Самым симпатичным среди нас был мой хороший друг Анатолий. Гостеприимная, распахнутая душа его несколько дней не знала покоя. Несколько дней пустовал мой гостиничный номер, потому что друг не пускал меня вечером из дому. Он отворил для меня самые заветные места своего родного края и даже отчий дом за тремя волоками, но ему все было мало — и вот эта поездка…

День был субботний, беззаботный. Впрочем, забота была, но это была приятная забота: надо было достать свежей рыбы к дружескому столу. Словом, поездка была не по казенной надобности, а по своей и потому ожидалась легкой, если не считать дороги-матушки.

— Держись! — начал покрикивать мне в затылок Анатолий, и крики эти стали все чаще не только потому, что три дня он носился со мной, как с хрустальной вазой, но еще и потому, что мы уже выбрались из низины, втянулись в лес и пошла она, северная дорога.

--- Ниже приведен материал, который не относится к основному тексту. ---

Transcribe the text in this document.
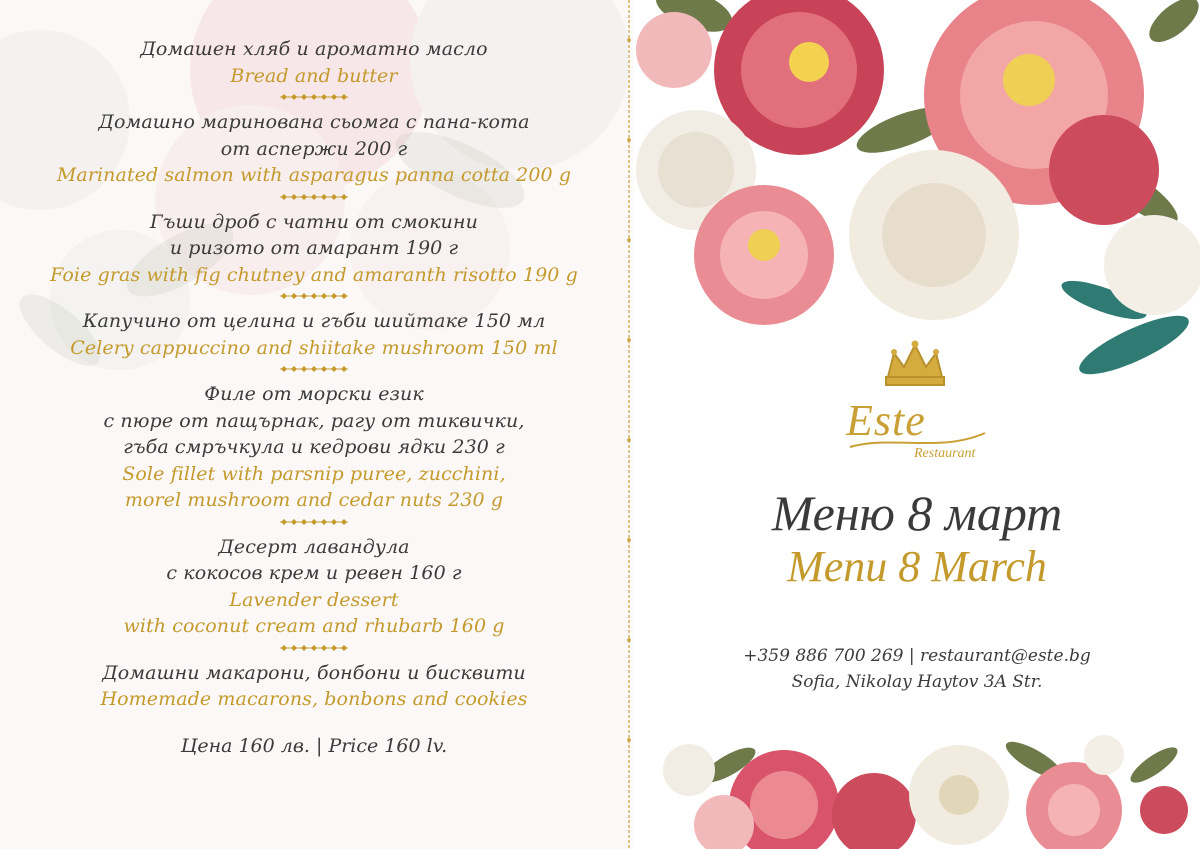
Домашен хляб и ароматно масло
Bread and butter
Домашно маринована сьомга с пана-кота
от аспержи 200 г
Marinated salmon with asparagus panna cotta 200 g
Гъши дроб с чатни от смокини
и ризото от амарант 190 г
Foie gras with fig chutney and amaranth risotto 190 g
Капучино от целина и гъби шийтаке 150 мл
Celery cappuccino and shiitake mushroom 150 ml
Филе от морски език
с пюре от пащърнак, рагу от тиквички,
гъба смръчкула и кедрови ядки 230 г
Sole fillet with parsnip puree, zucchini,
morel mushroom and cedar nuts 230 g
Десерт лавандула
с кокосов крем и ревен 160 г
Lavender dessert
with coconut cream and rhubarb 160 g
Домашни макарони, бонбони и бисквити
Homemade macarons, bonbons and cookies
Цена 160 лв. | Price 160 lv.
Este
Restaurant
Меню 8 март
Menu 8 March
+359 886 700 269 | restaurant@este.bg
Sofia, Nikolay Haytov 3A Str.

Говорить стало невозможно: клацали по-волчьи зубы и по-лошадиному ёкала селезенка. Жесткая оправа сидений, потолка да и вся железная коробка «газика» уже не толкались, а били неожиданно и резко. За какие-то считанные минуты были плотно обработаны наши бока, локти, коленки, плечи и даже головы. Удары сыпались с кастетной неумолимостью озверевшего идола на четырех колесах.

— Дор-рож-ка! — выкрякнулось у меня.

— Это… ишшо… цве-точки! — неистово выдавил Николай Второй меж колдобинами.

Неприятный холодок не успел пробежать по спине, как тут же застыл от очередного толчка, казалось, кто-то опытным ударом приложился к правому колесу кувалдой. А лес все дергался в ветровом стекле. Над радиатором то возникала вершина березы, то наваливался смолистый комель матерой елки, но они ловко увертывались от нас. Руки шофера делали столько движений — от самых энергичных, будто он наматывал канат на штангу руля, до столь мелких, чутких, незаметных, что, казалось, не каждый пианист мог бы с ним в те минуты сравниться. Но вот на каком-то неведомом мне километре шофер на миг оглянулся, а директор успел ему кивнуть, и машина пошла с удвоенной скоростью. Теперь ее почему-то не кидало в ямы, она не ныряла туда, а перелетала, оказывается, их частично. Каждый понимал, что эта воздушная мягкость может обойтись нам еще дороже. В эти моменты дух замирал в ожидании приземления, толчка и нового взлета. Признаюсь, для меня такая езда была в новинку.

— Хршо!.. Так!.. Держи восемь-десят… — подхрабрился директор. Стало слышно, как челюсть его клацнула о собственное колено. Он мужественно перенес боль, но умолк тотчас и надолго.

Наконец случилось то, чего я втайне ожидал. Машину на каком-то подснежном трамплине косо оторвало от земли и уже в воздухе развернуло поперек дороги. Обнять бы нашему коняге дерево, но и тут повезло: угодили в глубокую заснеженную впадину. Мотор заглох, и наступила вожделенная тишина. Все, как один, блаженно выпростались из душегубки. Неужели живы? — думалось каждому. Стояли молча, потирали ушибы и озирались, отыскивая взглядами дятла: он один нарушал тишину — работал звонко, деловито. Сразу стали заметны запахи хвои, отмякшей березовой почки. Сладко потягивало ольшаником, даже, показалось, пахнуло дымом.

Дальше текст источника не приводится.